New AI approach being pioneered to help earlier diagnosis of dementia.



A revolutionary AI-led approach to detecting pre-dementia symptoms is to form part of a new NHS clinic dedicated to driving improvements in early-stage dementia diagnosis.

Cognetivity’s technology is to be deployed within a new remote Brain Health Clinic at South London and Maudsley (SLaM) NHS Foundation Trust. Among the first of its kind in the world, the clinic will provide in-depth subtyping of patients with mild cognitive impairment (MCI), followed by periodic, remote assessment of those who are expected to progress to Alzheimer’s dementia.

The Integrated Cognitive Assessment (ICA) devised by Cognetivity will play a key role in the clinic’s aim of enhancing early diagnosis of patients with Alzheimer’s disease and provide timely access to treatment. 

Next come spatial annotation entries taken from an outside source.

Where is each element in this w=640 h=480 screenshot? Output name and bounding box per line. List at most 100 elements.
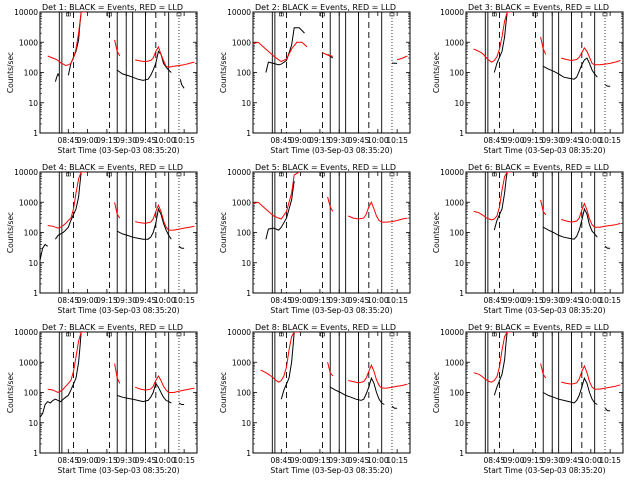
y-axis-label: Counts/sec <box>219 52 228 93</box>
y-tick-label: 10000 <box>14 168 38 177</box>
y-tick-label: 1000 <box>445 38 464 47</box>
y-tick-label: 1 <box>33 289 38 298</box>
series-lld-line <box>473 332 513 383</box>
y-tick-label: 10000 <box>227 328 251 337</box>
series-lld-line <box>540 199 547 216</box>
panel-title: Det 2: BLACK = Events, RED = LLD <box>255 3 396 12</box>
start-flag <box>279 172 284 177</box>
x-tick-label: 09:30 <box>115 296 137 305</box>
x-tick-label: 09:00 <box>290 296 312 305</box>
series-events-line <box>280 332 295 400</box>
panel-det-1: Det 1: BLACK = Events, RED = LLD 1 10 100 10… <box>6 3 198 155</box>
panel-title: Det 1: BLACK = Events, RED = LLD <box>42 3 183 12</box>
x-tick-label: 10:00 <box>367 456 389 465</box>
start-flag <box>66 172 71 177</box>
series-lld-line <box>135 45 195 68</box>
y-tick-label: 1 <box>33 449 38 458</box>
series-events-line <box>542 376 598 405</box>
panel-title: Det 3: BLACK = Events, RED = LLD <box>468 3 609 12</box>
y-tick-label: 10 <box>454 99 464 108</box>
x-tick-label: 09:00 <box>290 136 312 145</box>
y-tick-label: 1000 <box>445 198 464 207</box>
series-lld-line <box>135 203 195 231</box>
x-tick-label: 09:15 <box>309 136 331 145</box>
series-events-line <box>604 407 611 412</box>
series-events-line <box>178 245 185 249</box>
x-tick-label: 09:30 <box>115 136 137 145</box>
y-axis-label: Counts/sec <box>432 372 441 413</box>
x-tick-label: 09:45 <box>135 136 157 145</box>
series-events-line <box>493 172 508 231</box>
x-tick-label: 09:00 <box>77 456 99 465</box>
x-axis-label: Start Time (03-Sep-03 08:35:20) <box>484 306 606 315</box>
saa-flag <box>533 12 538 17</box>
y-tick-label: 10000 <box>440 168 464 177</box>
y-tick-label: 1000 <box>19 38 38 47</box>
series-lld-line <box>473 12 513 63</box>
series-lld-line <box>561 46 621 66</box>
series-events-line <box>40 243 48 261</box>
x-axis-label: Start Time (03-Sep-03 08:35:20) <box>484 466 606 475</box>
x-tick-label: 10:15 <box>599 296 621 305</box>
start-flag <box>279 332 284 337</box>
panel-data <box>40 12 197 133</box>
series-lld-line <box>540 36 547 55</box>
x-tick-label: 08:45 <box>483 136 505 145</box>
series-lld-line <box>47 12 87 67</box>
night-flag <box>176 332 182 337</box>
y-axis-label: Counts/sec <box>6 372 15 413</box>
x-tick-label: 09:45 <box>135 456 157 465</box>
y-tick-label: 100 <box>24 69 39 78</box>
y-tick-label: 1000 <box>232 358 251 367</box>
x-tick-label: 09:45 <box>561 456 583 465</box>
y-tick-label: 10000 <box>440 328 464 337</box>
x-tick-label: 08:45 <box>57 456 79 465</box>
x-tick-label: 10:15 <box>173 136 195 145</box>
series-events-line <box>265 181 295 240</box>
night-flag <box>389 332 395 337</box>
x-axis-label: Start Time (03-Sep-03 08:35:20) <box>58 306 180 315</box>
x-tick-label: 09:00 <box>77 136 99 145</box>
saa-flag <box>107 172 112 177</box>
series-lld-line <box>396 55 408 61</box>
y-tick-label: 10000 <box>227 168 251 177</box>
series-lld-line <box>135 375 195 393</box>
saa-flag <box>320 12 325 17</box>
saa-flag <box>107 12 112 17</box>
plot-frame <box>465 331 624 454</box>
start-flag <box>492 12 497 17</box>
x-tick-label: 09:30 <box>328 136 350 145</box>
x-tick-label: 09:30 <box>541 296 563 305</box>
x-tick-label: 09:30 <box>328 456 350 465</box>
x-axis-label: Start Time (03-Sep-03 08:35:20) <box>271 466 393 475</box>
y-tick-label: 100 <box>450 229 465 238</box>
series-lld-line <box>561 202 621 228</box>
y-tick-label: 100 <box>450 389 465 398</box>
series-lld-line <box>561 364 621 390</box>
x-tick-label: 09:15 <box>96 456 118 465</box>
series-lld-line <box>47 172 87 229</box>
night-flag <box>602 332 608 337</box>
x-tick-label: 10:15 <box>386 456 408 465</box>
y-tick-label: 1000 <box>232 198 251 207</box>
y-tick-label: 100 <box>237 69 252 78</box>
y-axis-label: Counts/sec <box>432 212 441 253</box>
series-lld-line <box>327 196 334 212</box>
x-tick-label: 08:45 <box>270 296 292 305</box>
y-tick-label: 10000 <box>227 8 251 17</box>
x-tick-label: 10:00 <box>580 296 602 305</box>
y-axis-label: Counts/sec <box>219 212 228 253</box>
panel-title: Det 7: BLACK = Events, RED = LLD <box>42 323 183 332</box>
y-axis-label: Counts/sec <box>219 372 228 413</box>
x-tick-label: 09:00 <box>503 136 525 145</box>
x-tick-label: 08:45 <box>57 136 79 145</box>
x-tick-label: 09:15 <box>522 456 544 465</box>
series-lld-line <box>253 172 300 220</box>
panel-data <box>466 12 623 133</box>
y-tick-label: 1000 <box>445 358 464 367</box>
x-axis-label: Start Time (03-Sep-03 08:35:20) <box>271 146 393 155</box>
start-flag <box>66 332 71 337</box>
series-lld-line <box>327 362 334 377</box>
y-tick-label: 1000 <box>19 198 38 207</box>
series-events-line <box>542 207 598 240</box>
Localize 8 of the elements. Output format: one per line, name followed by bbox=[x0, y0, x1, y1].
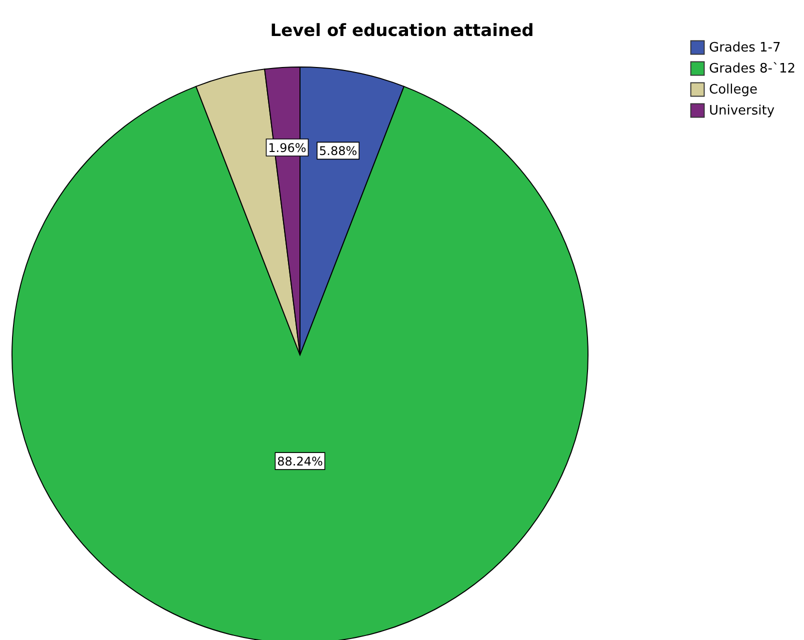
legend-label: Grades 8-`12 bbox=[709, 62, 796, 76]
data-label: 1.96% bbox=[268, 141, 306, 156]
data-label: 88.24% bbox=[277, 454, 323, 469]
data-label: 5.88% bbox=[319, 144, 358, 158]
chart-title: Level of education attained bbox=[270, 21, 534, 41]
legend-label: Grades 1-7 bbox=[709, 40, 781, 56]
legend-label: College bbox=[709, 82, 758, 98]
legend-label: University bbox=[709, 104, 775, 118]
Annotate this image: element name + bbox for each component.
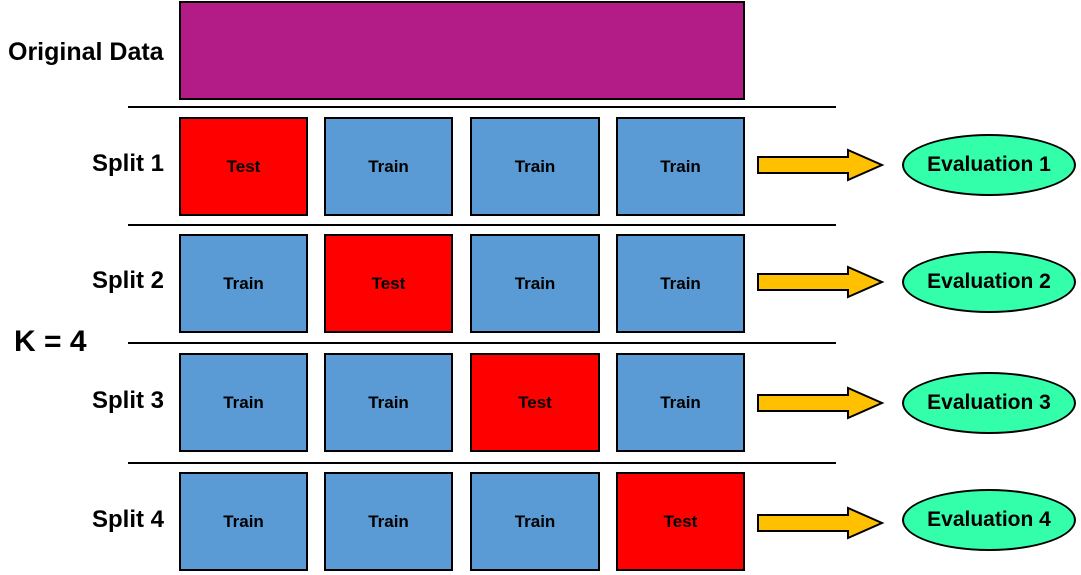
divider-line <box>128 342 836 344</box>
split-1-fold-2: Train <box>324 117 453 216</box>
divider-line <box>128 224 836 226</box>
split-4-fold-2: Train <box>324 472 453 571</box>
split-4-fold-3: Train <box>470 472 600 571</box>
split-3-label: Split 3 <box>91 387 164 414</box>
split-4-arrow <box>757 506 885 540</box>
split-3-fold-4: Train <box>616 353 745 452</box>
split-1-arrow <box>757 148 885 182</box>
split-1-fold-4: Train <box>616 117 745 216</box>
split-3-fold-1: Train <box>179 353 308 452</box>
split-2-fold-2: Test <box>324 234 453 333</box>
evaluation-3: Evaluation 3 <box>902 372 1076 434</box>
k-label: K = 4 <box>14 325 87 358</box>
split-2-fold-1: Train <box>179 234 308 333</box>
original-data-bar <box>179 1 745 100</box>
evaluation-1: Evaluation 1 <box>902 134 1076 196</box>
divider-line <box>128 462 836 464</box>
split-3-fold-2: Train <box>324 353 453 452</box>
original-data-label: Original Data <box>8 38 164 66</box>
split-4-label: Split 4 <box>91 506 164 533</box>
split-2-label: Split 2 <box>91 267 164 294</box>
split-1-fold-3: Train <box>470 117 600 216</box>
split-2-arrow <box>757 265 885 299</box>
split-1-fold-1: Test <box>179 117 308 216</box>
split-3-fold-3: Test <box>470 353 600 452</box>
divider-line <box>128 106 836 108</box>
split-2-fold-4: Train <box>616 234 745 333</box>
split-4-fold-1: Train <box>179 472 308 571</box>
split-1-label: Split 1 <box>91 150 164 177</box>
split-4-fold-4: Test <box>616 472 745 571</box>
split-2-fold-3: Train <box>470 234 600 333</box>
split-3-arrow <box>757 386 885 420</box>
evaluation-2: Evaluation 2 <box>902 251 1076 313</box>
evaluation-4: Evaluation 4 <box>902 489 1076 551</box>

Cognetivity’s iPad-based test also supports the clinic’s focus on remote medical assessment, the importance of which has been reinforced by the ongoing COVID-19 pandemic.

Proven through clinical trials and numerous peer-reviewed publications, the ICA developed by Cognetivity has been hailed as a game-changer in dementia diagnosis, used in both primary and secondary care to find pre-dementia symptoms through a simple test in a quicker time and at a lower cost than ever before. 

Broadly, its technology works by showing a patient a series of pictures, to which they have to respond as quickly and accurately as possible whether they have seen a pre-specified image category. 

AI algorithms then cluster test performance in terms of accuracy, speed and image properties, giving rapid and highly accurate results. 

The information can then prove crucial in determining next steps for patients, securing better outcomes, saving significant sums of money in care and examination costs, and offering “queue-busting functionality” in cutting waiting times and removing the need for potentially unnecessary appointments. 

Additionally, the ICA’s language independence and freedom from cultural bias is particularly significant in serving the highly diverse population of around 2 million patients to which SLaM provides services.

“This clinic is a really exciting prospect for dementia diagnosis and care,” says senior NHS geriatric psychiatrist Professor Dag Aarsland, who has overseen the clinic’s creation. 

“It’s fantastic to have the ICA involved, as a highly innovative tool, fit for a highly innovative project, that brings enormous potential to improve patient outcomes.”

Dr Sina Habibi, Cognetivity CEO, adds: “We’re thrilled to see the ICA deployed as part of this ground-breaking new clinic at one of the UK’s premier mental health trusts. 

“Early-stage diagnosis, facilitated by remote cognitive assessment and monitoring – this is the bright future of dementia medicine, without a doubt, and we’re delighted to be a part of it.”